Massacre in Canada: many have considered their column in bad taste precisely because of the information rack on which it is based to launch these ideas, the massive run over on the streets of Toronto. Alek Minassian, the person responsible for the attack, attacked passers-by as revenge against women who did not pay attention to him in his life. It ended the life of ten people and destroyed the lives of their relatives because he was sexually frustrated.

And war on the net: Minassian was an Incel, an acronym for "involuntary celibates" in its original English. For years, a huge community of men has met in various forums (4chan, reddit, but not only these spaces) to provide feedback on victimhood and hostility towards the opposite sex, which, as we are seeing, derives in the best of cases from a misogyny of low intensity and at worst in murder. In the forums they blame their low status and their frustration on women for their "selective promiscuity", for choosing only one type of man (the alpha male, according to them) to the detriment of others. They have come to affirm that the Toronto attack is basically the fault of those women who, by ignoring them, throw men into the arms of irremediable homicidal violence.

With his text, the New York Times columnist has done two things: collect and give an intellectual patina to the ideas that swarm through this community and confer on the idea of ​​"the right to have sex" an authority that almost nobody had given until now.

Toronto is not the first: several Incels have as a messianic figure Elliot Rodger, an American teenager who recorded a video before getting involved with his classmates only because the girls he liked had rejected him. All the mass murders in Canada recorded in its history have been perpetrated by men who hated women.

Sexual inequality: exists and has been investigated multiple times. Our laws of courtship, our way of socializing and relating to the other gender makes men more detached and more demanding. In general (although it varies a lot depending on the attributes of the subject), they are the ones that have to filter. The most radical version of this gender inequality is found in flirting applications.
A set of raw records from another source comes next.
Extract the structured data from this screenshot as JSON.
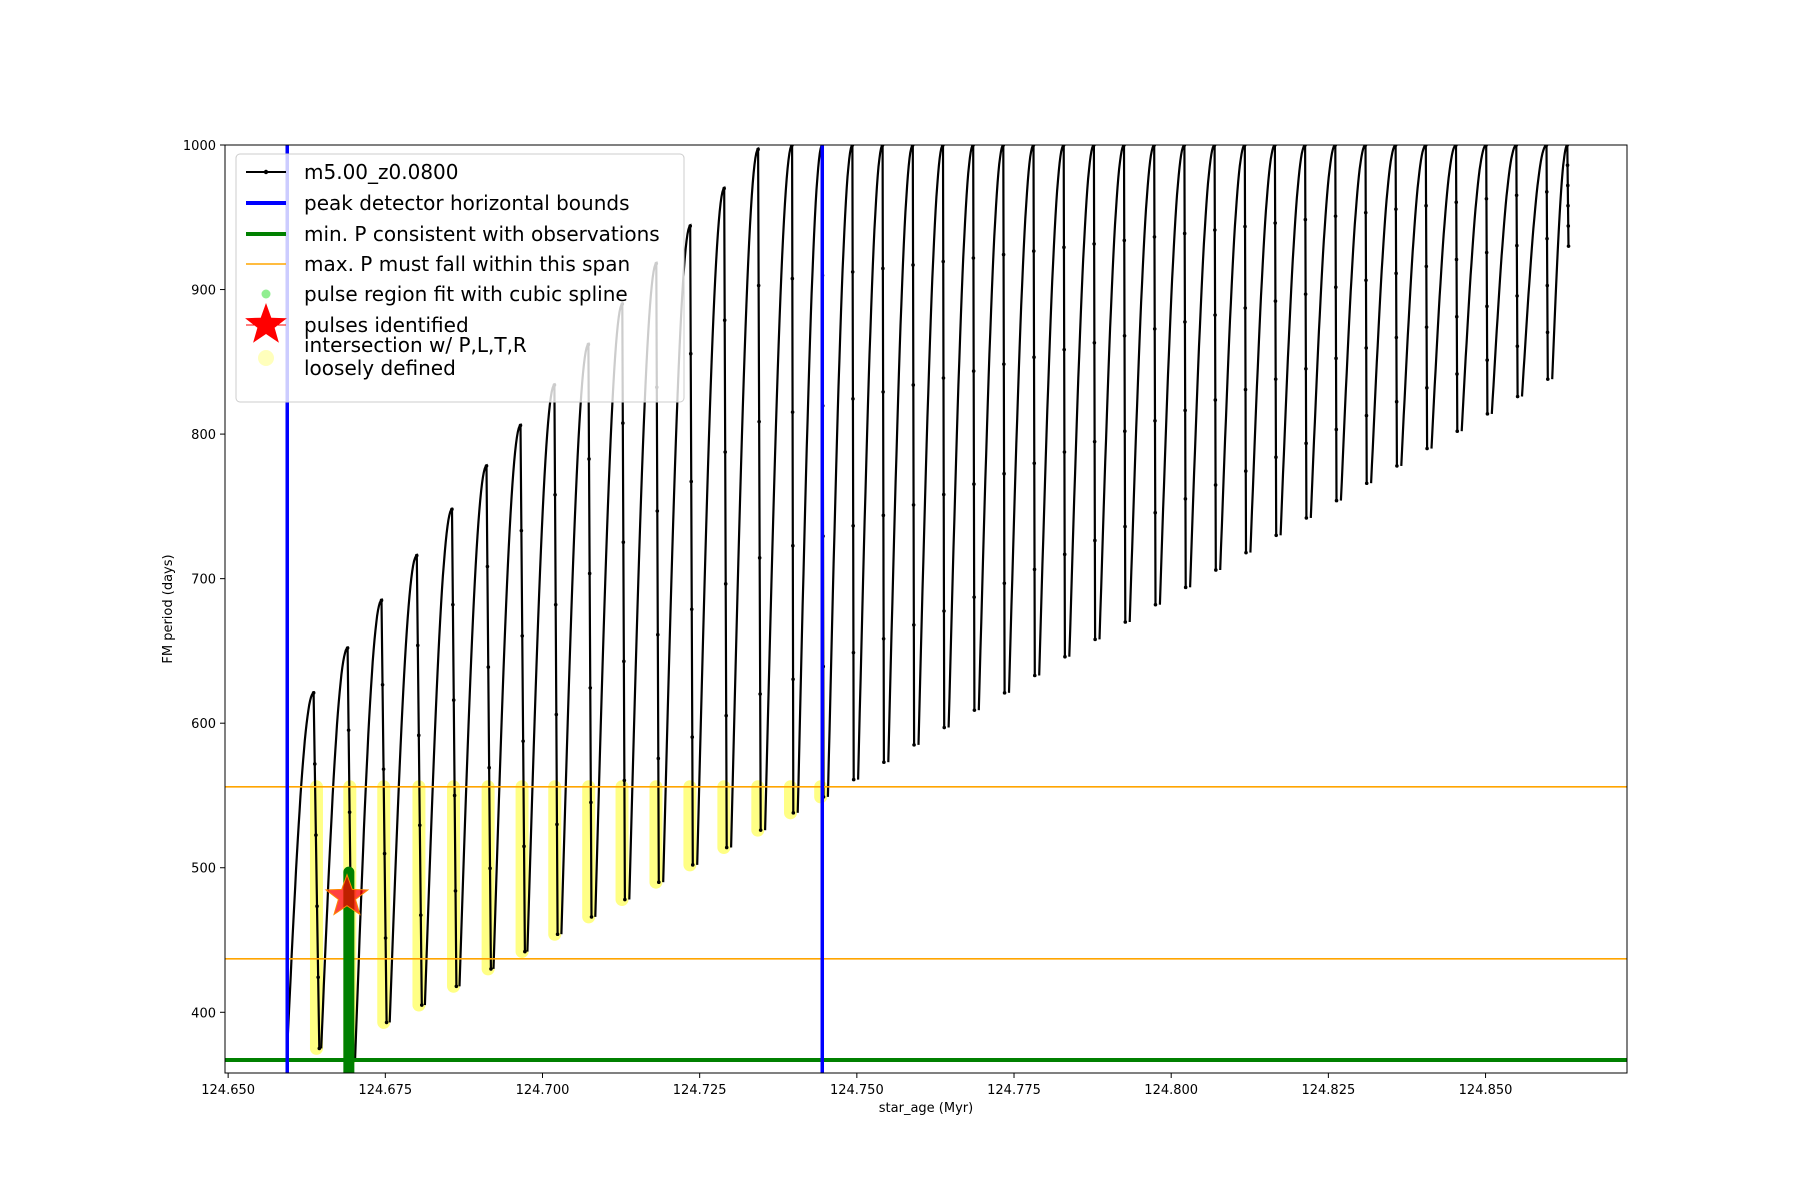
{
  "chart_data": {
    "type": "line",
    "xlabel": "star_age (Myr)",
    "ylabel": "FM period (days)",
    "xlim": [
      124.6495,
      124.8725
    ],
    "ylim": [
      358,
      1000
    ],
    "xticks": [
      "124.650",
      "124.675",
      "124.700",
      "124.725",
      "124.750",
      "124.775",
      "124.800",
      "124.825",
      "124.850"
    ],
    "xtick_values": [
      124.65,
      124.675,
      124.7,
      124.725,
      124.75,
      124.775,
      124.8,
      124.825,
      124.85
    ],
    "yticks": [
      "400",
      "500",
      "600",
      "700",
      "800",
      "900",
      "1000"
    ],
    "ytick_values": [
      400,
      500,
      600,
      700,
      800,
      900,
      1000
    ],
    "grid": false,
    "legend_position": "top-left",
    "legend": [
      {
        "label": "m5.00_z0.0800",
        "marker": "line-dot",
        "color": "#000000"
      },
      {
        "label": "peak detector horizontal bounds",
        "marker": "line",
        "color": "#0000ff"
      },
      {
        "label": "min. P consistent with observations",
        "marker": "line",
        "color": "#008000"
      },
      {
        "label": "max. P must fall within this span",
        "marker": "thin-line",
        "color": "#ffa500"
      },
      {
        "label": "pulse region fit with cubic spline",
        "marker": "dot",
        "color": "#90ee90"
      },
      {
        "label": "pulses identified",
        "marker": "star",
        "color": "#ff0000"
      },
      {
        "label_lines": [
          "intersection w/ P,L,T,R",
          "loosely defined"
        ],
        "marker": "circle",
        "color": "#ffffa0"
      }
    ],
    "vertical_lines": [
      {
        "name": "peak detector horizontal bounds",
        "x": 124.6594,
        "color": "#0000ff"
      },
      {
        "name": "peak detector horizontal bounds",
        "x": 124.7445,
        "color": "#0000ff"
      }
    ],
    "horizontal_lines": [
      {
        "name": "min. P consistent with observations",
        "y": 367,
        "color": "#008000"
      },
      {
        "name": "max. P must fall within this span",
        "y": 556,
        "color": "#ffa500"
      },
      {
        "name": "max. P must fall within this span",
        "y": 437,
        "color": "#ffa500"
      }
    ],
    "series": [
      {
        "name": "m5.00_z0.0800",
        "color": "#000000",
        "pulses": [
          {
            "start": 124.6594,
            "peak_x": 124.6636,
            "peak_y": 621,
            "end": 124.6645,
            "min_y": 375
          },
          {
            "start": 124.6648,
            "peak_x": 124.669,
            "peak_y": 652,
            "end": 124.6698,
            "min_y": 368
          },
          {
            "start": 124.6702,
            "peak_x": 124.6744,
            "peak_y": 685,
            "end": 124.6752,
            "min_y": 393
          },
          {
            "start": 124.6757,
            "peak_x": 124.68,
            "peak_y": 716,
            "end": 124.6808,
            "min_y": 405
          },
          {
            "start": 124.6813,
            "peak_x": 124.6856,
            "peak_y": 748,
            "end": 124.6863,
            "min_y": 418
          },
          {
            "start": 124.6868,
            "peak_x": 124.6911,
            "peak_y": 778,
            "end": 124.6918,
            "min_y": 430
          },
          {
            "start": 124.6922,
            "peak_x": 124.6965,
            "peak_y": 806,
            "end": 124.6972,
            "min_y": 442
          },
          {
            "start": 124.6976,
            "peak_x": 124.7019,
            "peak_y": 834,
            "end": 124.7024,
            "min_y": 454
          },
          {
            "start": 124.703,
            "peak_x": 124.7073,
            "peak_y": 862,
            "end": 124.7078,
            "min_y": 466
          },
          {
            "start": 124.7084,
            "peak_x": 124.7127,
            "peak_y": 890,
            "end": 124.7131,
            "min_y": 478
          },
          {
            "start": 124.7138,
            "peak_x": 124.7181,
            "peak_y": 918,
            "end": 124.7185,
            "min_y": 490
          },
          {
            "start": 124.7192,
            "peak_x": 124.7235,
            "peak_y": 944,
            "end": 124.7239,
            "min_y": 502
          },
          {
            "start": 124.7246,
            "peak_x": 124.7289,
            "peak_y": 970,
            "end": 124.7293,
            "min_y": 514
          },
          {
            "start": 124.73,
            "peak_x": 124.7343,
            "peak_y": 997,
            "end": 124.7347,
            "min_y": 526
          },
          {
            "start": 124.7354,
            "peak_x": 124.7397,
            "peak_y": 1000,
            "end": 124.7399,
            "min_y": 538
          },
          {
            "start": 124.7406,
            "peak_x": 124.7445,
            "peak_y": 1000,
            "end": 124.7447,
            "min_y": 549
          },
          {
            "start": 124.7454,
            "peak_x": 124.7493,
            "peak_y": 1000,
            "end": 124.7495,
            "min_y": 561
          },
          {
            "start": 124.7502,
            "peak_x": 124.7541,
            "peak_y": 1000,
            "end": 124.7543,
            "min_y": 573
          },
          {
            "start": 124.755,
            "peak_x": 124.7589,
            "peak_y": 1000,
            "end": 124.7591,
            "min_y": 585
          },
          {
            "start": 124.7598,
            "peak_x": 124.7637,
            "peak_y": 1000,
            "end": 124.7639,
            "min_y": 597
          },
          {
            "start": 124.7646,
            "peak_x": 124.7685,
            "peak_y": 1000,
            "end": 124.7687,
            "min_y": 609
          },
          {
            "start": 124.7694,
            "peak_x": 124.7733,
            "peak_y": 1000,
            "end": 124.7735,
            "min_y": 621
          },
          {
            "start": 124.7742,
            "peak_x": 124.7781,
            "peak_y": 1000,
            "end": 124.7783,
            "min_y": 633
          },
          {
            "start": 124.779,
            "peak_x": 124.7829,
            "peak_y": 1000,
            "end": 124.7831,
            "min_y": 646
          },
          {
            "start": 124.7838,
            "peak_x": 124.7877,
            "peak_y": 1000,
            "end": 124.7879,
            "min_y": 658
          },
          {
            "start": 124.7886,
            "peak_x": 124.7925,
            "peak_y": 1000,
            "end": 124.7927,
            "min_y": 670
          },
          {
            "start": 124.7934,
            "peak_x": 124.7973,
            "peak_y": 1000,
            "end": 124.7975,
            "min_y": 682
          },
          {
            "start": 124.7982,
            "peak_x": 124.8021,
            "peak_y": 1000,
            "end": 124.8023,
            "min_y": 694
          },
          {
            "start": 124.803,
            "peak_x": 124.8069,
            "peak_y": 1000,
            "end": 124.8071,
            "min_y": 706
          },
          {
            "start": 124.8078,
            "peak_x": 124.8117,
            "peak_y": 1000,
            "end": 124.8119,
            "min_y": 718
          },
          {
            "start": 124.8126,
            "peak_x": 124.8165,
            "peak_y": 1000,
            "end": 124.8167,
            "min_y": 730
          },
          {
            "start": 124.8174,
            "peak_x": 124.8213,
            "peak_y": 1000,
            "end": 124.8215,
            "min_y": 742
          },
          {
            "start": 124.8222,
            "peak_x": 124.8261,
            "peak_y": 1000,
            "end": 124.8263,
            "min_y": 754
          },
          {
            "start": 124.827,
            "peak_x": 124.8309,
            "peak_y": 1000,
            "end": 124.8311,
            "min_y": 766
          },
          {
            "start": 124.8318,
            "peak_x": 124.8357,
            "peak_y": 1000,
            "end": 124.8359,
            "min_y": 778
          },
          {
            "start": 124.8366,
            "peak_x": 124.8405,
            "peak_y": 1000,
            "end": 124.8407,
            "min_y": 790
          },
          {
            "start": 124.8414,
            "peak_x": 124.8453,
            "peak_y": 1000,
            "end": 124.8455,
            "min_y": 802
          },
          {
            "start": 124.8462,
            "peak_x": 124.8501,
            "peak_y": 1000,
            "end": 124.8503,
            "min_y": 814
          },
          {
            "start": 124.851,
            "peak_x": 124.8549,
            "peak_y": 1000,
            "end": 124.8551,
            "min_y": 826
          },
          {
            "start": 124.8558,
            "peak_x": 124.8597,
            "peak_y": 1000,
            "end": 124.8599,
            "min_y": 838
          },
          {
            "start": 124.8606,
            "peak_x": 124.863,
            "peak_y": 1000,
            "end": 124.8632,
            "min_y": 930
          }
        ]
      },
      {
        "name": "pulse region fit with cubic spline",
        "color": "#008000",
        "x": 124.6692,
        "y_range": [
          358,
          497
        ]
      },
      {
        "name": "pulses identified",
        "color": "#ff0000",
        "points": [
          {
            "x": 124.6689,
            "y": 480
          }
        ]
      }
    ]
  }
}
As some have pointed out, this gap in gender appeal takes the same form as the Lorenz curve, and when it manifests in the economic sphere (20% live much better than 80% of the planet) causes societies to be scandalized and combat that inequality between individuals. However, even if the Incels think otherwise, while men go from the most attractive aunts to bombarding girls with messages from enough to remarkably loud, they have no problem messaging with ugly boys, between four and remarkably low Both genders give anxiety to the most beautiful people in the apps, but they are more benevolent to those less graceful than them.

Anxiety about the status: as many have pointed out, the background of these forums is that the "access to sex" (and its lack of it) is nothing more than a procedure to access a better stratum. His lack of empathy towards the other gender would confirm the thesis. The Incels care more about the allocation of social success for having sex (and thus stop feeling like failures) than sex itself. The link between status, power and sex has been extensively discussed by feminists.

The Overton window: also known among journalists as "frame", is a key concept for both our profession and any public figure. It is a theory that defines the political reality of the moment as a window through which a range of acceptable ideas can pass. The idea of ​​what is acceptable and what does not change, moves, depending on the inclination of society to one side or another of the spectrum. Ideas that a decade ago seemed completely normal could mount a scandal today. And vice versa.